23 March 2026 - Delhi

Record date
23 Mar 2026
Location
Delhi
The odd part

A CAG audit found that Delhi Jal Board tests water quality against only 12 of the 43 parameters mandated by BIS — a 28% completion rate that would get you fired from most jobs but apparently qualifies you to supply drinking water to 20 million people. Meanwhile, 55% of groundwater samples tested unfit for drinking, and 51-53% of all water produced simply vanishes as "non-revenue water."

What happened

The CAG's Performance Audit Report, laid before the Delhi Legislative Assembly on March 23, 2026, paints a portrait of a water utility that has achieved a remarkable state of organized ignorance about its own operations.
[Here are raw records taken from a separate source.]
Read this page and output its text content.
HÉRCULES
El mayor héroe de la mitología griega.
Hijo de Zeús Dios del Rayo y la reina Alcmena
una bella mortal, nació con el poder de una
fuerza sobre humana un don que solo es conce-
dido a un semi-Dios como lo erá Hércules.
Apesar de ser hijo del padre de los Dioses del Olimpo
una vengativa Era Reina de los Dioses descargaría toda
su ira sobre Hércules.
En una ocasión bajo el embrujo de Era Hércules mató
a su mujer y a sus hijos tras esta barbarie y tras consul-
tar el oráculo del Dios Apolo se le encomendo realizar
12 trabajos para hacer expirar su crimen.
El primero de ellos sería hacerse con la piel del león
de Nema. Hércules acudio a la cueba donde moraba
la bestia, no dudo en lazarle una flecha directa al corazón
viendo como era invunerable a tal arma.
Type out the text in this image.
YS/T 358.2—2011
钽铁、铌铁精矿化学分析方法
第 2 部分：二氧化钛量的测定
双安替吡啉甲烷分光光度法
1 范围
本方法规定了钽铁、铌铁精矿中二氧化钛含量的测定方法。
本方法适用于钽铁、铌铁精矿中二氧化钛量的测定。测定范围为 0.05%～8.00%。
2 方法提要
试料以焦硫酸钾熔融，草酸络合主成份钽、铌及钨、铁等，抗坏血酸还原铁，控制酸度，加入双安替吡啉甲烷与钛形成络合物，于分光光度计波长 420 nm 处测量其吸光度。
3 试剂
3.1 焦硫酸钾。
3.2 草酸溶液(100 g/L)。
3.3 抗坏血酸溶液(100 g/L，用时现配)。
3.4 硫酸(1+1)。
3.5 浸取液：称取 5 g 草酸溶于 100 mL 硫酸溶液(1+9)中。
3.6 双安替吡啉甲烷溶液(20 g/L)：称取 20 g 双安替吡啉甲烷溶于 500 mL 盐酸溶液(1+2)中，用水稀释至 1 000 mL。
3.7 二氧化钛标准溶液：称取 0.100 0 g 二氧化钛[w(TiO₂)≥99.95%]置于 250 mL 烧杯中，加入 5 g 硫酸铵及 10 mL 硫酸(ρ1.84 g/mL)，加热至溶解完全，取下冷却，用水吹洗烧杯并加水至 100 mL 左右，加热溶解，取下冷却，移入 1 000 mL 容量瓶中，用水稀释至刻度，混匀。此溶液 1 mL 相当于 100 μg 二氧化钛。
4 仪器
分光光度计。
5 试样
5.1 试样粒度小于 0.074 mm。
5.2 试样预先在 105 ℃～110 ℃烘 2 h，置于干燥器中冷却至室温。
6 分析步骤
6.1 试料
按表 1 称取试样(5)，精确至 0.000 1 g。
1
The Delhi Jal Board has no flow meters at water treatment plants, reservoirs, or bore wells — meaning it literally cannot measure how much water it produces, stores, or distributes. Of the water it does produce, only 40% gets billed to anyone, and of that billed amount, only 66% uses actual meter readings. The rest is estimated, which in bureaucratic terms means 'made up.' Water quality testing fell far short of BIS norms, covering only 12 of 43 required parameters — the equivalent of a doctor checking your pulse and declaring you cancer-free. The financial damage: ₹4,988 crore in revenue losses from non-revenue water, while the utility sits on outstanding loans and interest of ₹66,595 crore as of March 2022. Raw water shortage increased from 22% to 24%, and four zones received less than 20 gallons per capita daily against a required 60. DJB has essentially perfected the art of losing water, losing money, and losing track of both simultaneously.